T’es cuite, qu’elle me dit. T’es archi cuite si tu y vas ce soir. Tu l’auras jamais ce type.
Je soupire.
« T’es sûre ? ». Elle se marre en me disant que oui, trois fois oui, elle est sûre, elle n’a jamais été si sûre. Qu’il faut laisser Thibaut quitter sa nana, ranger sa vie, être clean. Ensuite, tu iras si tu veux, même si c’est dans trois mois. Un peu de dignité, merde.
Je n’arrive pas à faire le lien avec ma dignité, à croire que je n’en ai pas. Elle est peut-être maquillée comme une pute, elle aussi. Totalement méconnaissable.
Alix ajoute que c’est une question de « respect de soi-même ». J’ai envie de lui répondre qu’assouvir une envie de baiser, aussi.
Seulement, Alix sait bien que j’attends plus. Et moi je sais bien qu’elle n’a pas tort même si ça m’emmerde lui donner raison.
Elle roule une clope, me demande si j’ai compris, comme si j’étais une gamine qu’il fallait discipliner, comme si c’était mon genre d’aller me faire sauter à tout bout de champ.
« Non, ton genre ce n’est pas de te faire sauter, c’est de te faire avoir » reprend-elle.
Ce n’est pas faux, c’est pour ça que je l’aime Alix, c’est pour ça que je mets un billet sur la table et la remercie sincèrement.
Alix disparaît de mon champ de vision et je traverse la rue en me demandant pourquoi nous les filles, on a toujours besoin de l’avis de nos amies en sachant pertinemment qu’on n’en tiendra pas compte. C’est étrange, c’est comme Thibault que j’aperçois sur le trottoir d’en face et qui m’attend déjà. Je suis peut-être en retard, c’est bien la première fois.

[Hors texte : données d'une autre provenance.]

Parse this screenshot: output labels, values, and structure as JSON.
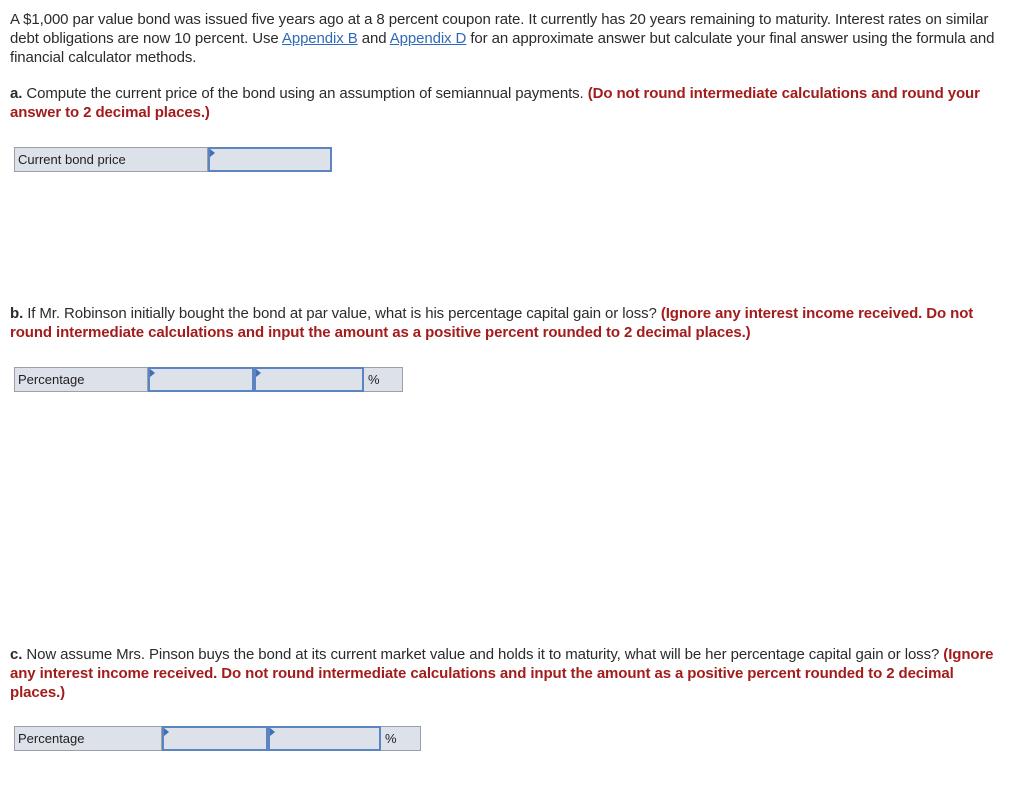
{
  "intro": {
    "text_1": "A $1,000 par value bond was issued five years ago at a 8 percent coupon rate. It currently has 20 years remaining to maturity. Interest rates on similar debt obligations are now 10 percent. Use ",
    "link_b": "Appendix B",
    "text_2": " and ",
    "link_d": "Appendix D",
    "text_3": " for an approximate answer but calculate your final answer using the formula and financial calculator methods."
  },
  "part_a": {
    "lead": "a.",
    "question": " Compute the current price of the bond using an assumption of semiannual payments. ",
    "instruction": "(Do not round intermediate calculations and round your answer to 2 decimal places.)",
    "row_label": "Current bond price",
    "value": ""
  },
  "part_b": {
    "lead": "b.",
    "question": " If Mr. Robinson initially bought the bond at par value, what is his percentage capital gain or loss? ",
    "instruction": "(Ignore any interest income received. Do not round intermediate calculations and input the amount as a positive percent rounded to 2 decimal places.)",
    "row_label": "Percentage",
    "value_1": "",
    "value_2": "",
    "unit": "%"
  },
  "part_c": {
    "lead": "c.",
    "question": " Now assume Mrs. Pinson buys the bond at its current market value and holds it to maturity, what will be her percentage capital gain or loss? ",
    "instruction": "(Ignore any interest income received. Do not round intermediate calculations and input the amount as a positive percent rounded to 2 decimal places.)",
    "row_label": "Percentage",
    "value_1": "",
    "value_2": "",
    "unit": "%"
  }
}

C’est comme une réunion même si ça n’en porte pas le nom. On est quatre gentilles connasses autour d’une table, des paquets de cigarettes échoués, des briquets et une boîte d’allumettes, des bières et des dessous de verres en carton que Clotilde déchire du bout des doigts. Agacée, elle déclare que c’est le moment : bon, j’écris quoi à Cédric ?
On sait pourquoi on est là : écrire à Cédric.
Reconquérir, relancer, quitter, titiller, tester, entretenir. Antoine, Julien, Cédric, Théo, Adrien, Charles. Quel que soit le but et qui que soit le mec, les filles composent souvent à plusieurs ou ne composent pas.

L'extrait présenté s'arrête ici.